Microgreens are young and tender leafy greens of most vegetables, grains, herbs and flowers that are harvested when their first leaves appear. Their rapid maturity of a few weeks and affinity for controlled-environment agriculture (also known as indoor farming) means they use very little water and can be harvested quickly.
It makes them a model of sustainability: they can be grown indoors, year-round, in cities and rural communities, in greenhouses, warehouses, vertical farms and even homes.
Johnson and her researchers wanted to find out if microgreens are acceptable to consumers, and possible factors in how much consumers like or dislike them. They sought to understand if microgreens’ appearance, taste and other considerations make them an appealing addition to people’s plates. The findings point to more people exhibiting a microgreen palate.
“I came across microgreens and had never heard of them before,” continues Johnson. “The need for our food to be more sustainable is greater than ever. They can be grown in an urban environment, indoors in big cities and smaller towns. We can’t just grow everything in the soil outside anymore, and we need to conserve what natural resources we still have.”
The results of the study were recently published in the Journal of Food Science. Johnson’s team surveyed 99 people about their reactions to six different types of microgreens: arugula, broccoli, bull’s blood beet, red cabbage, red garnet amaranth and tendril pea. The microgreens were grown in the CSU Horticulture Center. The participants, who didn’t know in advance what they would be trying, answered a variety of questions about things like flavor, aroma, texture and appearance.

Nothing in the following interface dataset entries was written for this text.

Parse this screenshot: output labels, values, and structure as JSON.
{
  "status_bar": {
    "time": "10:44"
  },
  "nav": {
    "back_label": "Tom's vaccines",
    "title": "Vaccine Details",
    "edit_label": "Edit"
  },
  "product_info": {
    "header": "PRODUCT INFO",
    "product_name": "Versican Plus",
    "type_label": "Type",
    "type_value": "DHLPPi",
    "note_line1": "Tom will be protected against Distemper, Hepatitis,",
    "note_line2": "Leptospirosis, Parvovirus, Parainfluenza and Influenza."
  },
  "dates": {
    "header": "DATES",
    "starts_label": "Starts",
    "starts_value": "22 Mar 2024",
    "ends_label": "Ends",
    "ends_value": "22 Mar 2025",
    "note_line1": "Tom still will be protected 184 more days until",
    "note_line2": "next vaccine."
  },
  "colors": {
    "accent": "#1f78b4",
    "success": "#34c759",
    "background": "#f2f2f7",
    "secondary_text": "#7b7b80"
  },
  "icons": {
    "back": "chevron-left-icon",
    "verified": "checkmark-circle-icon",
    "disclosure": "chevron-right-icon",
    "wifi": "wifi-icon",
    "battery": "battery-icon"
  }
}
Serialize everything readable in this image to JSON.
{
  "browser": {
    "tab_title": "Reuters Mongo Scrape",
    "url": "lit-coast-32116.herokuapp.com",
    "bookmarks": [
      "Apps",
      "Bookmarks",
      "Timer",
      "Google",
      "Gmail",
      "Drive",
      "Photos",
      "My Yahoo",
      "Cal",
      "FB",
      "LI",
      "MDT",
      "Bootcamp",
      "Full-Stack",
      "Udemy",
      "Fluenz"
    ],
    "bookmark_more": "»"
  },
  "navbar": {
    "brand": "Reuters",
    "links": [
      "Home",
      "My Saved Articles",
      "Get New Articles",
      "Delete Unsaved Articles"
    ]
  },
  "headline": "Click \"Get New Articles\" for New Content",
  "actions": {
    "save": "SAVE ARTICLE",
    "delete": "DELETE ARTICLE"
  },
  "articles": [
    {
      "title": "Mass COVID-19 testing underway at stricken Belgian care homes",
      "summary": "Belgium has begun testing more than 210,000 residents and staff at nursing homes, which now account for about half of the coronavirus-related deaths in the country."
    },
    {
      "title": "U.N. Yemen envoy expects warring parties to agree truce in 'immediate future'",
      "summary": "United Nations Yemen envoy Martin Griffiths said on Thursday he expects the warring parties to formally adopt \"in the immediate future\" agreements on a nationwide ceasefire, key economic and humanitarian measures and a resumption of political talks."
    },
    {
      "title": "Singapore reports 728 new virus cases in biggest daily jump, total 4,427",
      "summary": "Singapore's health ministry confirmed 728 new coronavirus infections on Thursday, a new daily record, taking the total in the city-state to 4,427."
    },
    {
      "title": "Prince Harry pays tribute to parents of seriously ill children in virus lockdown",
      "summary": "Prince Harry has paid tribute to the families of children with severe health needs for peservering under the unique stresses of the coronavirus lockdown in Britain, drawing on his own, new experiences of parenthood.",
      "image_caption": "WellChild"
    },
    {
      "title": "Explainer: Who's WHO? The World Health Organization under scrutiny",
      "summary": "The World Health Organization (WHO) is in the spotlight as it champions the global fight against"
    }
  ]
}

“Some people call them ‘vegetable confetti’ or ‘funfetti’ because they’re small, colorful and flavorful,” Johnson details, adding that they have historically been used as a garnish or topping in restaurants.
The red-colored ones – beet, cabbage and amaranth – received top marks for appearance, but broccoli, red cabbage, and tendril pea got the highest grades overall. Arugula was ranked lowest, on average, likely due to its somewhat spicy and bitter flavor, although many people did like the taste.
Overall, microgreens that rated highly for appearance, flavor and texture also scored lower on factors like astringency, bitterness, heat and sourness. Food neophobia, or the fear of trying new foods, was found to also be an important factor driving consumer acceptability.
“But they were all liked well enough that people said they would consume them and purchase them,” notes Johnson. “I feel like they should be used more as a vegetable and not just a garnish. That’s part of the reason why I wanted to do this study.”
Microgreens carry fewer food safety concerns than sprouts because they are grown in an environment with less moisture and, unlike sprouts, the roots of microgreens are removed during harvest. Nutritionally, they have been shown to have higher concentrations of phytochemicals and nutrients like beta-carotene (which can be converted to Vitamin A) than mature plants.
“Vitamin A deficiency is the leading cause of blindness worldwide,” Johnson adds, noting that microgreens may become a key food source for preventing nutrient deficiencies and promoting global health and environmental sustainability.
Participants said factors they would consider in buying microgreens included familiarity and knowledge, cost, access/availability and freshness/shelf-life.
By 2050, there will be more than 10 billion people in the world to feed, making it more important than ever to think about ways to produce and grow nutritious food, as well as diversify the food supply in a sustainable way.